The prevalence of genetic and serologic markers in an unselected European population-based cohort of IBD patients

Lene Riis, Ida Vind, Severine Vermeire, Frank Wolters, Kostas Katsanos, Patrizia Politi, João Freitas, Ioannis A Mouzas, Colm O'Morain, Victor Ruiz-Ochoa, Selwyn Odes, Vibeke Binder, Pia Munkholm, Bjørn Moum, Reinhold Stockbrügger, Ebbe Langholz
Inflammatory Bowel Diseases 2007, 13 (1): 24-32

BACKGROUND AND AIM: The aetiology of inflammatory bowel disease (IBD) is unknown, but it has become evident that genetic factors are involved in disease susceptibility. Studies have suggested a north-south gradient in the incidence of IBD, raising the question whether this difference is caused by genetic heterogeneity. We aimed to investigate the prevalence of polymorphisms in CARD15 and TLR4 and occurrence of anti-Saccharomyces cerevisiae (ASCA) and antineutrophil cytoplasmic antibodies (pANCA) in a European population-based IBD cohort.
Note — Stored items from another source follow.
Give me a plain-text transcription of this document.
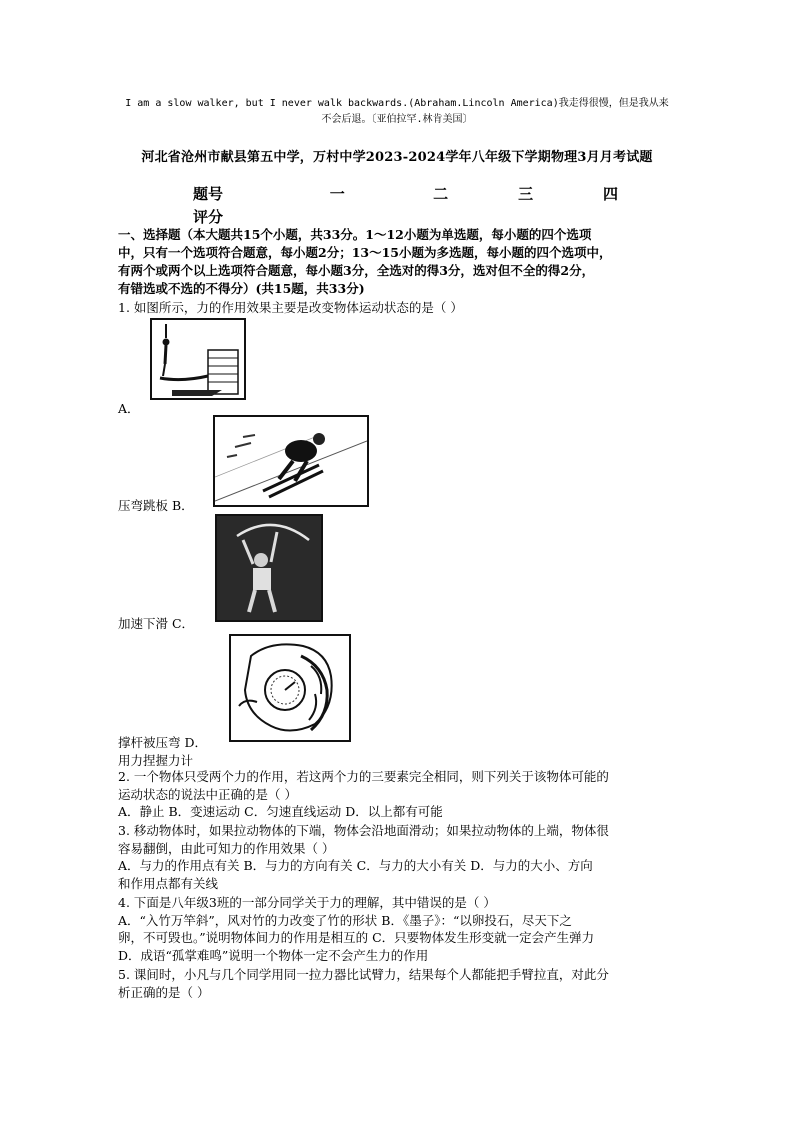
I am a slow walker, but I never walk backwards.(Abraham.Lincoln America)我走得很慢，但是我从来
不会后退。〔亚伯拉罕.林肯美国〕
河北省沧州市献县第五中学，万村中学2023-2024学年八年级下学期物理3月月考试题
题号	一	二	三	四
评分
一、选择题（本大题共15个小题，共33分。1～12小题为单选题，每小题的四个选项
中，只有一个选项符合题意，每小题2分；13～15小题为多选题，每小题的四个选项中，
有两个或两个以上选项符合题意，每小题3分，全选对的得3分，选对但不全的得2分，
有错选或不选的不得分）(共15题，共33分)
1. 如图所示，力的作用效果主要是改变物体运动状态的是（ ）
A．
压弯跳板 B．
加速下滑 C．
撑杆被压弯 D．
用力捏握力计
2. 一个物体只受两个力的作用，若这两个力的三要素完全相同，则下列关于该物体可能的
运动状态的说法中正确的是（ ）
A．静止 B．变速运动 C．匀速直线运动 D．以上都有可能
3. 移动物体时，如果拉动物体的下端，物体会沿地面滑动；如果拉动物体的上端，物体很
容易翻倒，由此可知力的作用效果（ ）
A．与力的作用点有关 B．与力的方向有关 C．与力的大小有关 D．与力的大小、方向
和作用点都有关线
4. 下面是八年级3班的一部分同学关于力的理解，其中错误的是（ ）
A．“入竹万竿斜”，风对竹的力改变了竹的形状 B．《墨子》：“以卵投石，尽天下之
卵，不可毁也。”说明物体间力的作用是相互的 C．只要物体发生形变就一定会产生弹力
D．成语“孤掌难鸣”说明一个物体一定不会产生力的作用
5. 课间时，小凡与几个同学用同一拉力器比试臂力，结果每个人都能把手臂拉直，对此分
析正确的是（ ）
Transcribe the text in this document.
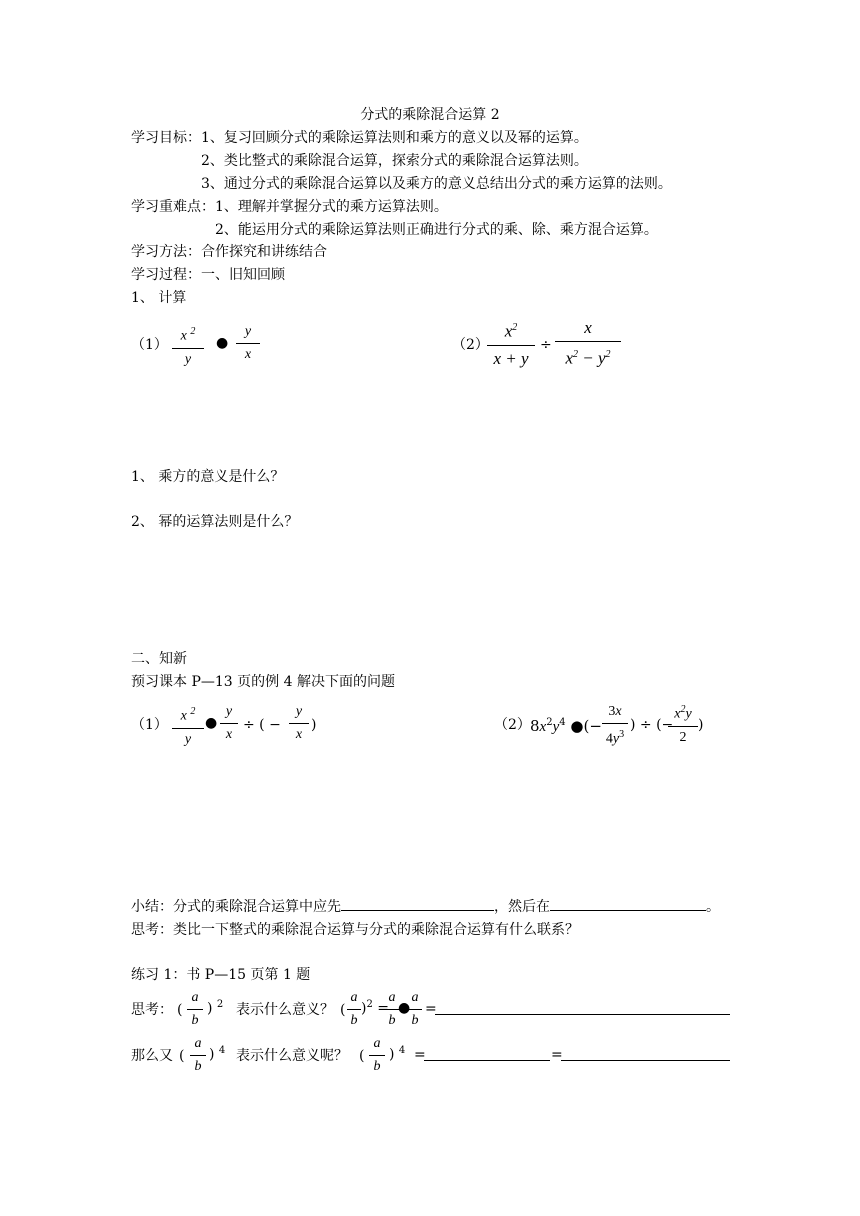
分式的乘除混合运算 2
学习目标： 1、复习回顾分式的乘除运算法则和乘方的意义以及幂的运算。
2、类比整式的乘除混合运算，探索分式的乘除混合运算法则。
3、通过分式的乘除混合运算以及乘方的意义总结出分式的乘方运算的法则。
学习重难点： 1、理解并掌握分式的乘方运算法则。
2、能运用分式的乘除运算法则正确进行分式的乘、除、乘方混合运算。
学习方法：合作探究和讲练结合
学习过程：一、旧知回顾
1、 计算
（1）
x $^2$
y
●
y
x
（2）
$x^2$
x + y
÷
x
$x^2 - y^2$
1、 乘方的意义是什么？
2、 幂的运算法则是什么？
二、知新
预习课本 P—13 页的例 4 解决下面的问题
（1）
x $^2$
y
●
y
x
÷ ( −
y
x
)	（2） $8x^2y^4$ ●(−
3x
$4y^3$
) ÷ (−
$x^2y$
2
)
小结：分式的乘除混合运算中应先	，然后在	。
思考：类比一下整式的乘除混合运算与分式的乘除混合运算有什么联系？
练习 1：书 P—15 页第 1 题
思考： (
a
b
) $^2$ 表示什么意义？ (
a
b
)$^2$ =
a
b
●
a
b
=
那么又 (
a
b
) $^4$ 表示什么意义呢？ (
a
b
) $^4$ =	=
METHODS: Individuals from the incident cohort were genotyped for three mutations in CARD15 and the Asp299gly mutation in TLR4. Levels of ASCA and pANCA were assessed. Disease location and behaviour at time of diagnosis was obtained from patient files.
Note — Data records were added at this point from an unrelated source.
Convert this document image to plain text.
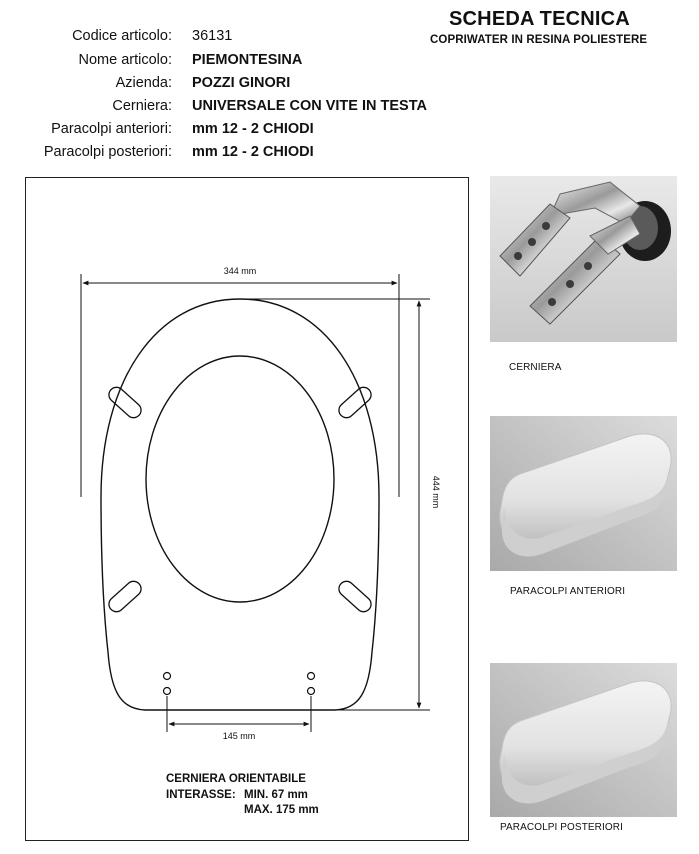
SCHEDA TECNICA
COPRIWATER IN RESINA POLIESTERE
Codice articolo: 36131
Nome articolo: PIEMONTESINA
Azienda: POZZI GINORI
Cerniera: UNIVERSALE CON VITE IN TESTA
Paracolpi anteriori: mm 12 - 2 CHIODI
Paracolpi posteriori: mm 12 - 2 CHIODI
344 mm
444 mm
145 mm
CERNIERA ORIENTABILE
INTERASSE: MIN. 67 mm
MAX. 175 mm
CERNIERA
PARACOLPI ANTERIORI
PARACOLPI POSTERIORI
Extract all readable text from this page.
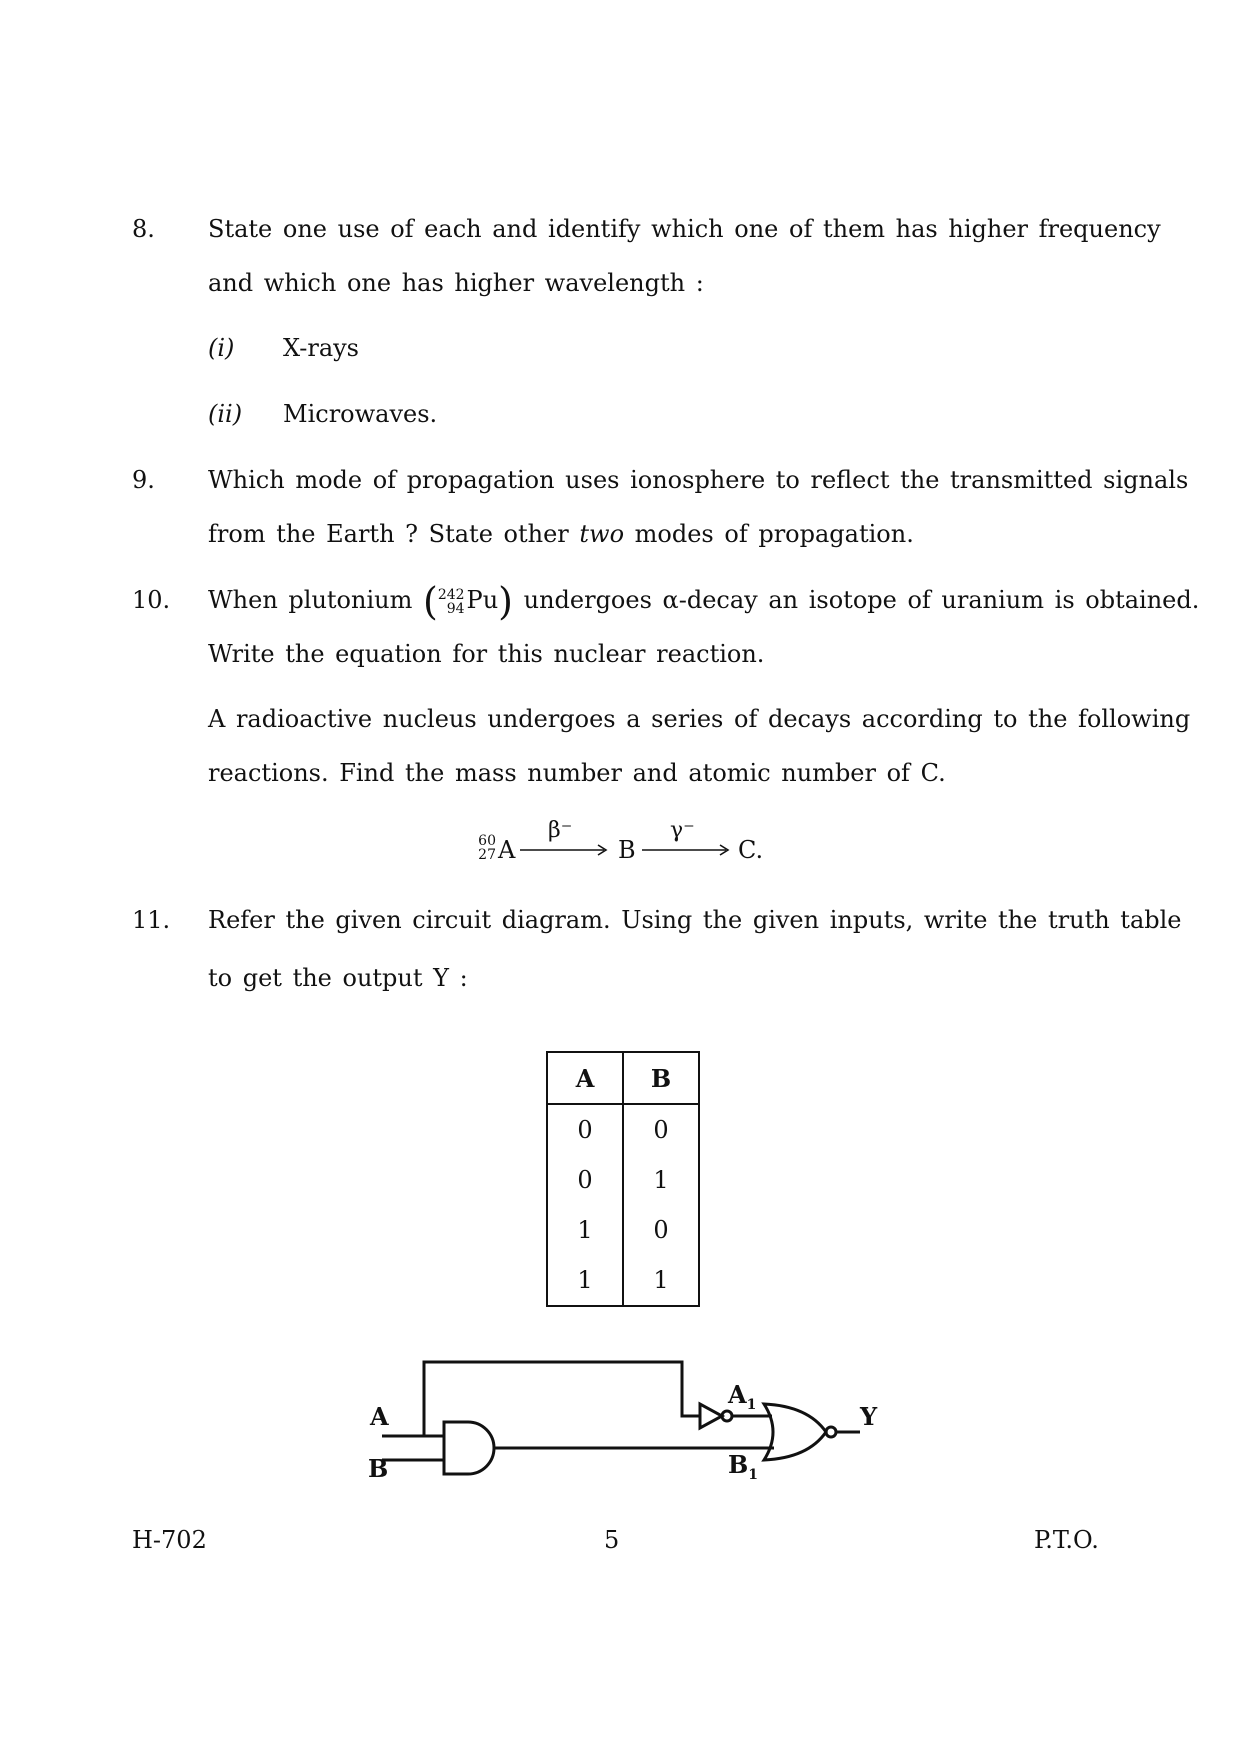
8. State one use of each and identify which one of them has higher frequency
and which one has higher wavelength :
(i) X-rays
(ii) Microwaves.
9. Which mode of propagation uses ionosphere to reflect the transmitted signals
from the Earth ? State other two modes of propagation.
10. When plutonium (242
94Pu) undergoes α-decay an isotope of uranium is obtained.
Write the equation for this nuclear reaction.
A radioactive nucleus undergoes a series of decays according to the following
reactions. Find the mass number and atomic number of C.
60
27 A
β⁻
B
γ⁻
C.
11. Refer the given circuit diagram. Using the given inputs, write the truth table
to get the output Y :
A	B
0	0
0	1
1	0
1	1
A
B
$A_1$
$B_1$
Y
H-702	5	P.T.O.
RESULTS: Overall CARD15 mutation rate was 23.9% for CD and 9.6% for UC patients (P < 0.001). Mutations were less present in the Scandinavian countries (12.1%) versus the rest of Europe (32.8%) (P < 0.001). Overall population attributable risk was 11.2%. TLR4 mutation rate was 7.6% in CD, 6.7% in UC patients and 12.3% in healthy controls (HC), highest among South European CD patients and HC. ASCA was seen in 28.5% of CD patients with no north-south difference, and was associated with complicated disease. pANCA was most common in North European UC patients and not associated with disease phenotype.

CONCLUSION: The prevalence of mutations in CARD15 varied across Europe, and was not correlated to the incidence of CD. There was no association between mutations in TLR4 and IBD. The prevalence of ASCA was relatively low; however related to severe CD.